Biomedicines (Sep 2021)

Alterations in Circulating Monocytes Predict COVID-19 Severity and Include Chromatin Modifications Still Detectable Six Months after Recovery

  • Alberto Utrero-Rico,
  • Cecilia González-Cuadrado,
  • Marta Chivite-Lacaba,
  • Oscar Cabrera-Marante,
  • Rocío Laguna-Goya,
  • Patricia Almendro-Vazquez,
  • Carmen Díaz-Pedroche,
  • María Ruiz-Ruigómez,
  • Antonio Lalueza,
  • María Dolores Folgueira,
  • Enrique Vázquez,
  • Ana Quintas,
  • Marcos J. Berges-Buxeda,
  • Moisés Martín-Rodriguez,
  • Ana Dopazo,
  • Antonio Serrano-Hernández,
  • José María Aguado,
  • Estela Paz-Artal

DOI
https://doi.org/10.3390/biomedicines9091253
Journal volume & issue
Vol. 9, no. 9
p. 1253

Abstract

Read online

An early analysis of circulating monocytes may be critical for predicting COVID-19 course and its sequelae. In 131 untreated, acute COVID-19 patients at emergency room arrival, monocytes showed decreased surface molecule expression, including low HLA-DR, in association with an inflammatory cytokine status and limited anti-SARS-CoV-2-specific T cell response. Most of these alterations had normalized in post-COVID-19 patients 6 months after discharge.

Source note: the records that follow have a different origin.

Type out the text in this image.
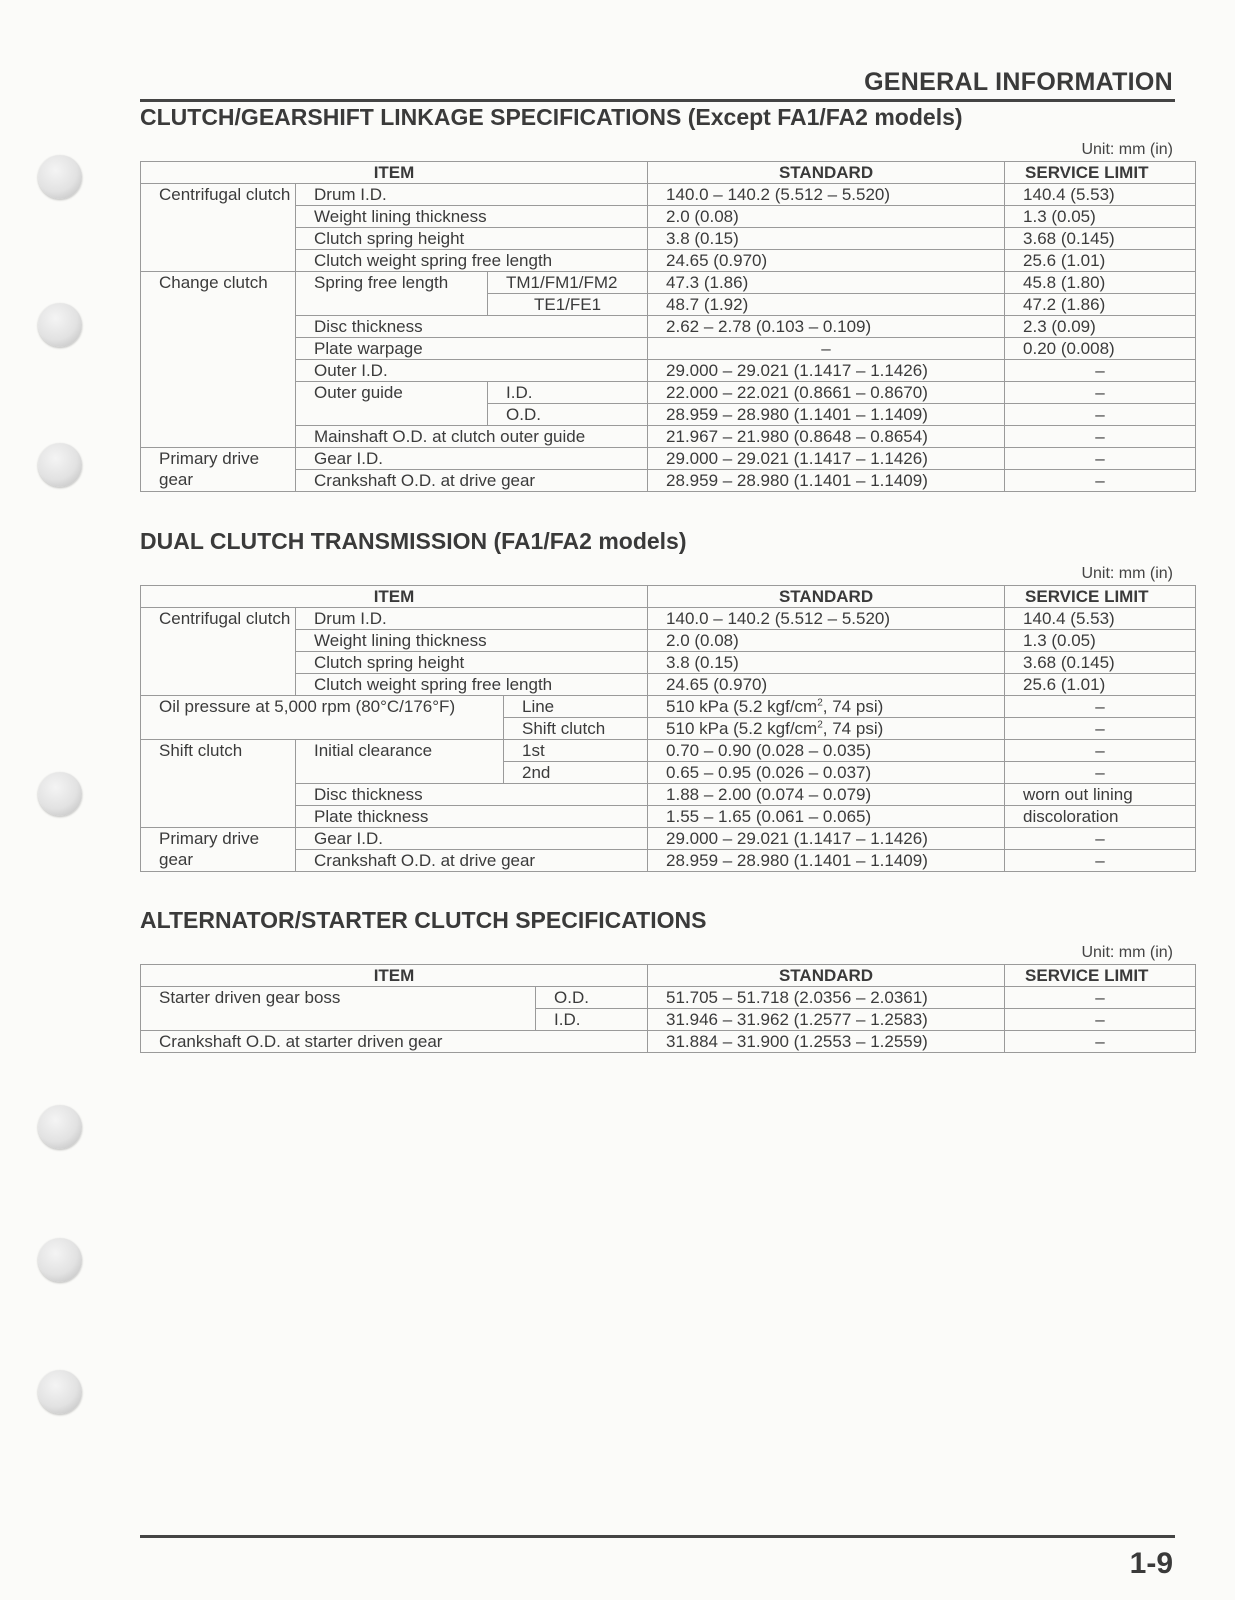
GENERAL INFORMATION
CLUTCH/GEARSHIFT LINKAGE SPECIFICATIONS (Except FA1/FA2 models)
Unit: mm (in)
ITEM			STANDARD	SERVICE LIMIT
Centrifugal clutch	Drum I.D.		140.0 – 140.2 (5.512 – 5.520)	140.4 (5.53)
	Weight lining thickness		2.0 (0.08)	1.3 (0.05)
	Clutch spring height		3.8 (0.15)	3.68 (0.145)
	Clutch weight spring free length		24.65 (0.970)	25.6 (1.01)
Change clutch	Spring free length	TM1/FM1/FM2	47.3 (1.86)	45.8 (1.80)
		TE1/FE1	48.7 (1.92)	47.2 (1.86)
	Disc thickness		2.62 – 2.78 (0.103 – 0.109)	2.3 (0.09)
	Plate warpage		–	0.20 (0.008)
	Outer I.D.		29.000 – 29.021 (1.1417 – 1.1426)	–
	Outer guide	I.D.	22.000 – 22.021 (0.8661 – 0.8670)	–
		O.D.	28.959 – 28.980 (1.1401 – 1.1409)	–
	Mainshaft O.D. at clutch outer guide		21.967 – 21.980 (0.8648 – 0.8654)	–
Primary drive gear	Gear I.D.		29.000 – 29.021 (1.1417 – 1.1426)	–
	Crankshaft O.D. at drive gear		28.959 – 28.980 (1.1401 – 1.1409)	–
DUAL CLUTCH TRANSMISSION (FA1/FA2 models)
Unit: mm (in)
ITEM			STANDARD	SERVICE LIMIT
Centrifugal clutch	Drum I.D.		140.0 – 140.2 (5.512 – 5.520)	140.4 (5.53)
	Weight lining thickness		2.0 (0.08)	1.3 (0.05)
	Clutch spring height		3.8 (0.15)	3.68 (0.145)
	Clutch weight spring free length		24.65 (0.970)	25.6 (1.01)
Oil pressure at 5,000 rpm (80°C/176°F)		Line	510 kPa (5.2 kgf/$cm^2$, 74 psi)	–
		Shift clutch	510 kPa (5.2 kgf/$cm^2$, 74 psi)	–
Shift clutch	Initial clearance	1st	0.70 – 0.90 (0.028 – 0.035)	–
		2nd	0.65 – 0.95 (0.026 – 0.037)	–
	Disc thickness		1.88 – 2.00 (0.074 – 0.079)	worn out lining
	Plate thickness		1.55 – 1.65 (0.061 – 0.065)	discoloration
Primary drive gear	Gear I.D.		29.000 – 29.021 (1.1417 – 1.1426)	–
	Crankshaft O.D. at drive gear		28.959 – 28.980 (1.1401 – 1.1409)	–
ALTERNATOR/STARTER CLUTCH SPECIFICATIONS
Unit: mm (in)
ITEM		STANDARD	SERVICE LIMIT
Starter driven gear boss	O.D.	51.705 – 51.718 (2.0356 – 2.0361)	–
	I.D.	31.946 – 31.962 (1.2577 – 1.2583)	–
Crankshaft O.D. at starter driven gear		31.884 – 31.900 (1.2553 – 1.2559)	–
1-9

Acute COVID-19 monocytes transcriptome showed upregulation of anti-inflammatory tissue repair genes such as BCL6, AREG and IL-10 and increased accessibility of chromatin. Some of these transcriptomic and epigenetic features still remained in post-COVID-19 monocytes. Importantly, a poorer expression of surface molecules and low IRF1 gene transcription in circulating monocytes at admission defined a COVID-19 patient group with impaired SARS-CoV-2-specific T cell response and increased risk of requiring intensive care or dying. An early analysis of monocytes may be useful for COVID-19 patient stratification and for designing innate immunity-focused therapies.